Открыл он глаза лишь, когда услышал свистящий, вызывающий жалость шепот, подумал, что это Присыпко очнулся, зовет его, но нет — Присыпко лежал недвижно в своем спальнике и находился, наверное, сейчас без сознания, и Студенцов тоже лежал, не шевелясь, высунув заострившийся, совсем как у покойника, нос из распаха спального мешка, исхудавший донельзя — кожа и кости, а не человек.
Перевел взгляд на Манекина. Тот сидел на неудобной ребристой скамеечке напротив, держался рукою за кожаную шлею, приклепанную двумя дюралевыми шпильками к металлу, и не мигая смотрел на Тарасова. В глазах — что-то мудрое, спокойное, устоявшееся за годы, уверенное. Сразу чувствуется, что человек этот знает цену истине, жизни, миру, самому себе.
— За все в жизни надо платить. За все, — прошептал Манекин. В глазах его, кажется, стояли слезы, но Тарасов был к ним равнодушен. — Спасибо вам, — снова шевельнулись манекинские губы, помороженные и облезлые, как у всех — стужа, она не признает различий, не делит горный люд на «наших» и «ваших», поэтому Манекина морозы тоже потрепали. И нос ошелушился. И глаза от холода выцвели. А вот усики, пока он не брился, стали самыми настоящими гусарскими, лоснящимися.
— Приеду в Москву, всем золотые медали вышибу. Всем! Понятно? — прошептал Манекин. — Всем нам.
«Эх, парень, парень, отчего же ты такой? Только о медалях, сволота, и думаешь. Тьфу! — довольно равнодушно отплюнулся Тарасов. — Мало тебя еще жизнь трепала, по земле рожей возила, — Тарасов снова смежил веки, проваливаясь в короткий тревожный сон, в котором слышно все — и вертолетный грохот, и хрипы в груди, и стоны собственного тела, когда ноет-скулит каждая жилочка, каждая косточка, каждая мышца, каждая надсаженная связка, каждый разбитый, поломанный сустав. И уже сквозь сон усмехнулся: «Вон как коллектив Манекин ценит. Не «вам», а «нам». Не «я», а «мы». Медали всем обещает. Всем нам... Ну, Манекин, ну Манекин!»
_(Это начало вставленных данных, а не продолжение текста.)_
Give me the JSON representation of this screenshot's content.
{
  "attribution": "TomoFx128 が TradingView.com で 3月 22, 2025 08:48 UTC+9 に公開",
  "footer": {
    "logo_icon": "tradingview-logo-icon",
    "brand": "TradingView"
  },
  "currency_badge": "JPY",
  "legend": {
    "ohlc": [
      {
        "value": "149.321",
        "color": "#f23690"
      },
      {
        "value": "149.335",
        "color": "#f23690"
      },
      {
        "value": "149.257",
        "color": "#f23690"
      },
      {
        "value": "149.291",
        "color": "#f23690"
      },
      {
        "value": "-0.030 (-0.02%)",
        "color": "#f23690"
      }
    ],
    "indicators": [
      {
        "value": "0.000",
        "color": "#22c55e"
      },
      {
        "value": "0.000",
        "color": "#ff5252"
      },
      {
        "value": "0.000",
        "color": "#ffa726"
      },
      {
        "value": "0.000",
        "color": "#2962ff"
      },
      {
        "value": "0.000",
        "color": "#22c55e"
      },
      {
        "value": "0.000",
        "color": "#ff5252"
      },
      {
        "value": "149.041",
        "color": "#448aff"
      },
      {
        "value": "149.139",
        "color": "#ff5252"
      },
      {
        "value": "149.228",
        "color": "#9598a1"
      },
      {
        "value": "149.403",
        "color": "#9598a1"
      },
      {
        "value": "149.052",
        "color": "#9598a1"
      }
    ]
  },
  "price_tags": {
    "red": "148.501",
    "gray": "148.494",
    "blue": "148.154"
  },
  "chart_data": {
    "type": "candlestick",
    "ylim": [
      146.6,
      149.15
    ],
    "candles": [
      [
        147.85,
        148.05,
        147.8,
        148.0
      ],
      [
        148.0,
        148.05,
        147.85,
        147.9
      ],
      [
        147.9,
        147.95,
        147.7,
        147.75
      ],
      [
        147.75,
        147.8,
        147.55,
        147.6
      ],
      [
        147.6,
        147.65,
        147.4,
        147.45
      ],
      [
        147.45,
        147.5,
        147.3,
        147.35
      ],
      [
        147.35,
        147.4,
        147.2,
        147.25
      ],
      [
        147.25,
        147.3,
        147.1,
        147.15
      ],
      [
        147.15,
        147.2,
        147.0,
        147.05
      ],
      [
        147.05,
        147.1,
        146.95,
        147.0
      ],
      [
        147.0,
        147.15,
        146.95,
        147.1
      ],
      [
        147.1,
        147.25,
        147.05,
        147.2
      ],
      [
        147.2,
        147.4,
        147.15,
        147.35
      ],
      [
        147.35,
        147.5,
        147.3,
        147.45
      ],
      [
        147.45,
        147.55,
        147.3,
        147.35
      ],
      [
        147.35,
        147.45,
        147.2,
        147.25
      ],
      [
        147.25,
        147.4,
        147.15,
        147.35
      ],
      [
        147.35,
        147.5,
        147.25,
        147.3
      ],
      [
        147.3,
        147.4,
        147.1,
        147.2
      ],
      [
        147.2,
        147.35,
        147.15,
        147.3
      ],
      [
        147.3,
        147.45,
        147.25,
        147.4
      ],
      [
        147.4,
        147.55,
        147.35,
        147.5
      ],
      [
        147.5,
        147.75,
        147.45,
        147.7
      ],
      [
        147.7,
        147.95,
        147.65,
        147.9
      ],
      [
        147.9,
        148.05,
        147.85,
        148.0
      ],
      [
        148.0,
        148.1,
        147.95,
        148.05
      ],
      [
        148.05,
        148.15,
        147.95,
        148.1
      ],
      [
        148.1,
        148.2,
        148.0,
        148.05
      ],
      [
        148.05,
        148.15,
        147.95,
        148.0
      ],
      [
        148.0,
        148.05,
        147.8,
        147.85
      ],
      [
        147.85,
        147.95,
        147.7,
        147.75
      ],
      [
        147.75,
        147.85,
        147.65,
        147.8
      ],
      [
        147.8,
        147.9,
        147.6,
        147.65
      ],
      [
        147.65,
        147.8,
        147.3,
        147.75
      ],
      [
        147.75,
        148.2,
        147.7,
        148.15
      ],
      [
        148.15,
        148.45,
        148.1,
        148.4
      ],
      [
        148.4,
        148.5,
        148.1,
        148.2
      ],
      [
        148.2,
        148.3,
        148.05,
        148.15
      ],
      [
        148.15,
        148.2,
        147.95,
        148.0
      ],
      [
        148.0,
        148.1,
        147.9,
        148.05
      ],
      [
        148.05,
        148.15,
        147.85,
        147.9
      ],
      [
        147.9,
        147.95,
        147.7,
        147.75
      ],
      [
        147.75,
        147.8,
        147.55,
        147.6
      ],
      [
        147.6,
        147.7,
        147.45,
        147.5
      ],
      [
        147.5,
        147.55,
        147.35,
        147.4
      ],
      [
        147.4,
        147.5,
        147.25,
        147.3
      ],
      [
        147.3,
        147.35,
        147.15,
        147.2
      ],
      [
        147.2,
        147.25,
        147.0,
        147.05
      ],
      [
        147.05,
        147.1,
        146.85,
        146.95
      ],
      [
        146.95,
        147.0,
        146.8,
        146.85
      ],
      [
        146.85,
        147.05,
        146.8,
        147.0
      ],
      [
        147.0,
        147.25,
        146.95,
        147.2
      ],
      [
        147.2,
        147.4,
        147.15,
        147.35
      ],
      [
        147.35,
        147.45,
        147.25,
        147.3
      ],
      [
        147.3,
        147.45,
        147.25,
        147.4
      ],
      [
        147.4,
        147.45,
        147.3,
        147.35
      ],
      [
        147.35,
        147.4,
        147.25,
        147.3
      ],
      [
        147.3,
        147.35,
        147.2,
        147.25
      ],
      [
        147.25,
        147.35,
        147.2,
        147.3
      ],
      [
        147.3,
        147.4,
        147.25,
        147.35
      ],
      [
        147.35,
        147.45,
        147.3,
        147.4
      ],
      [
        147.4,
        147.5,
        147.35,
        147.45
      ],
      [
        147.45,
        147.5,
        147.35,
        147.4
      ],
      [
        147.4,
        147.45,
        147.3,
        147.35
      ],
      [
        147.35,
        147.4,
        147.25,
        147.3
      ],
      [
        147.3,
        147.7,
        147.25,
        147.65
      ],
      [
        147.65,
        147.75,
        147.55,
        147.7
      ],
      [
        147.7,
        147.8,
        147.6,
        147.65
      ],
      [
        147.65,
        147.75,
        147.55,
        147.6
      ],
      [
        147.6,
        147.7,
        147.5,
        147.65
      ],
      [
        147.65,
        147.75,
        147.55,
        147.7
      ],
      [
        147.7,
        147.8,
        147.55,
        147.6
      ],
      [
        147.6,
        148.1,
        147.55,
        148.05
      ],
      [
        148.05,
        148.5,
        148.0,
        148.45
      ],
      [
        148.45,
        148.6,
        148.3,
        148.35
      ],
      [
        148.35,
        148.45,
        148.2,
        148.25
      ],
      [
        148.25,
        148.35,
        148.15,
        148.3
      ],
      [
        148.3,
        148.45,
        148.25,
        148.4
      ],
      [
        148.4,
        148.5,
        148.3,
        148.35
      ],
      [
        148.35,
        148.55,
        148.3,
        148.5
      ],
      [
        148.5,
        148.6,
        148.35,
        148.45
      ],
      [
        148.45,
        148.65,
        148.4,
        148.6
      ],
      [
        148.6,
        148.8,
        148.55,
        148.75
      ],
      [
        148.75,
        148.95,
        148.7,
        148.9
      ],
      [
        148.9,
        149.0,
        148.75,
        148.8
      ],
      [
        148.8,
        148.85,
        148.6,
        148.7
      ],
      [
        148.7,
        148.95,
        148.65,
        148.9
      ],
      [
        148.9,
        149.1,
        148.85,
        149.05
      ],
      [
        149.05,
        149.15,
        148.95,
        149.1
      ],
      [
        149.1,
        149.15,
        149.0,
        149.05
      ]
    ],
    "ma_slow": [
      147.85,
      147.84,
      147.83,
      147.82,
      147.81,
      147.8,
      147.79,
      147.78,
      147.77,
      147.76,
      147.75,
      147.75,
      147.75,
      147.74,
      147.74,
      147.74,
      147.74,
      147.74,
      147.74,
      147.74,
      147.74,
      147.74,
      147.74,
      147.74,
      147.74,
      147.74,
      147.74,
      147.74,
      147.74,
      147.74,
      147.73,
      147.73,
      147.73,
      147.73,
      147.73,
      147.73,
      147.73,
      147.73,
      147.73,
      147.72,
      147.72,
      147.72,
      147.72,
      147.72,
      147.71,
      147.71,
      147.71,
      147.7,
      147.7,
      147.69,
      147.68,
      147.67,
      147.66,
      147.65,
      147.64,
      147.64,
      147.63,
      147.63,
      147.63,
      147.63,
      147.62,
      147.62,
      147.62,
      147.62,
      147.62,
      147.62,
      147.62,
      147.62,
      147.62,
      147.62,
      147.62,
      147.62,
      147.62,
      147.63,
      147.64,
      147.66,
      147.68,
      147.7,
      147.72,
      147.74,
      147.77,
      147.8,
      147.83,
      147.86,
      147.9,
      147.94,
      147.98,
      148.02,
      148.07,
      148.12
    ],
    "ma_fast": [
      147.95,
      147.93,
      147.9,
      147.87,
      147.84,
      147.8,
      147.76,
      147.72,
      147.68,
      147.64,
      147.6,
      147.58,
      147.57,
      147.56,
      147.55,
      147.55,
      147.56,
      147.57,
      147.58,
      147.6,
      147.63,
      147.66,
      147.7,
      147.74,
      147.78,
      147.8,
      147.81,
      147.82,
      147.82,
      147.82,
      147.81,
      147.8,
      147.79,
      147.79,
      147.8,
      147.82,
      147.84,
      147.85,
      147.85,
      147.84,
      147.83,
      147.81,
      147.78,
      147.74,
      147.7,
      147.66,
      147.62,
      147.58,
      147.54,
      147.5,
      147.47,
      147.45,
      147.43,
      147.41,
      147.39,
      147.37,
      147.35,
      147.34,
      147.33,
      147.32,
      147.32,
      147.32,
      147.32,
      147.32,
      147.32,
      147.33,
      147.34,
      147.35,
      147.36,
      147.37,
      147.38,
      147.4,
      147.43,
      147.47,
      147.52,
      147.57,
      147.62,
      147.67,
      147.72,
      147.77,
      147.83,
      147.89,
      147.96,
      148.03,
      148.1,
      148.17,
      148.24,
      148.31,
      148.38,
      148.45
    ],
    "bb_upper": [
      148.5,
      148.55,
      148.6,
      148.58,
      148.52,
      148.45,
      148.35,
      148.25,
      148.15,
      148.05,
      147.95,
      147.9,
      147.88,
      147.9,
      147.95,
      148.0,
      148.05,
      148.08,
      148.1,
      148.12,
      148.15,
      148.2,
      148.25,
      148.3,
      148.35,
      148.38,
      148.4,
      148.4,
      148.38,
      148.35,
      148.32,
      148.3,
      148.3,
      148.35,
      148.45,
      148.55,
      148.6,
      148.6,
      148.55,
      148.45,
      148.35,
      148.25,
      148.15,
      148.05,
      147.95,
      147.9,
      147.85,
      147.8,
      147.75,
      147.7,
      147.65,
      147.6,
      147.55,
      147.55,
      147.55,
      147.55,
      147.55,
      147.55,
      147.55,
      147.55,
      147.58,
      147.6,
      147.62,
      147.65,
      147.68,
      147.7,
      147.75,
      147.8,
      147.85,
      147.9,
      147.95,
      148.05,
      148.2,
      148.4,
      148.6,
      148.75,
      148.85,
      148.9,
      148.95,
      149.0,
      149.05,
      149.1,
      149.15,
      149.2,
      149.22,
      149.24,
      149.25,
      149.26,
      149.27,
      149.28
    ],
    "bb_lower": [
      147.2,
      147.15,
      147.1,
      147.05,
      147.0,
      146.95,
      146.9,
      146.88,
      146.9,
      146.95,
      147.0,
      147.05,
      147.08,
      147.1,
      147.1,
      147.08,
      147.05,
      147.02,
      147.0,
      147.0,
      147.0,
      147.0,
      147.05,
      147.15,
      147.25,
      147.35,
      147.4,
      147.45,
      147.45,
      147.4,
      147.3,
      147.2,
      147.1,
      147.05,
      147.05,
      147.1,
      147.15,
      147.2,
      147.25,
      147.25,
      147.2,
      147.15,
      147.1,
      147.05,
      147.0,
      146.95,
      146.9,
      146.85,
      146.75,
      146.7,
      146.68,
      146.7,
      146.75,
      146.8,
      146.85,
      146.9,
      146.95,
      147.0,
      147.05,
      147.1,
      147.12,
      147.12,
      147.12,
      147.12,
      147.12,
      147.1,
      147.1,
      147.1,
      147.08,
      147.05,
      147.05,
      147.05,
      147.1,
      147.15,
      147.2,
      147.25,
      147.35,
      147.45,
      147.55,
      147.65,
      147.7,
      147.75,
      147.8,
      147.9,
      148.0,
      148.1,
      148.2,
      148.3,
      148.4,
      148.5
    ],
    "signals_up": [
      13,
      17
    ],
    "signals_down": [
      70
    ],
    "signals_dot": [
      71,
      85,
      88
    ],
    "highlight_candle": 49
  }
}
Вертолет трясло, он то нырял вниз, то вверх взмывался, сдувал винтом снег со скал, проползая совсем рядом с ними. Иногда казалось, что «МИ-4» вот-вот заденет лопастями за камни, дернется, останавливая свой ход, и с лязгом, скрежетом, с треском раздираемого металла рухнет вниз. Но нет — проносило, машина благополучно огибала очередной выступ и летела дальше.
Хотя стоит ли говорить о полете? Тарасов ничего этого не видел, не слышал, он спал, не обращая внимания ни на тряску, ни на взъемы — падения, ни на опасную близость огибаемых вертолетом «пупырей». И видел во сне что-то родное, близкое — может быть, дом свой, может, дочуню, а может, он просто шел сейчас знакомой московской улицей и улыбался теплу, летней неге, солнцу, которым эта улица была залита до краев, как река в пору полой воды — всклень...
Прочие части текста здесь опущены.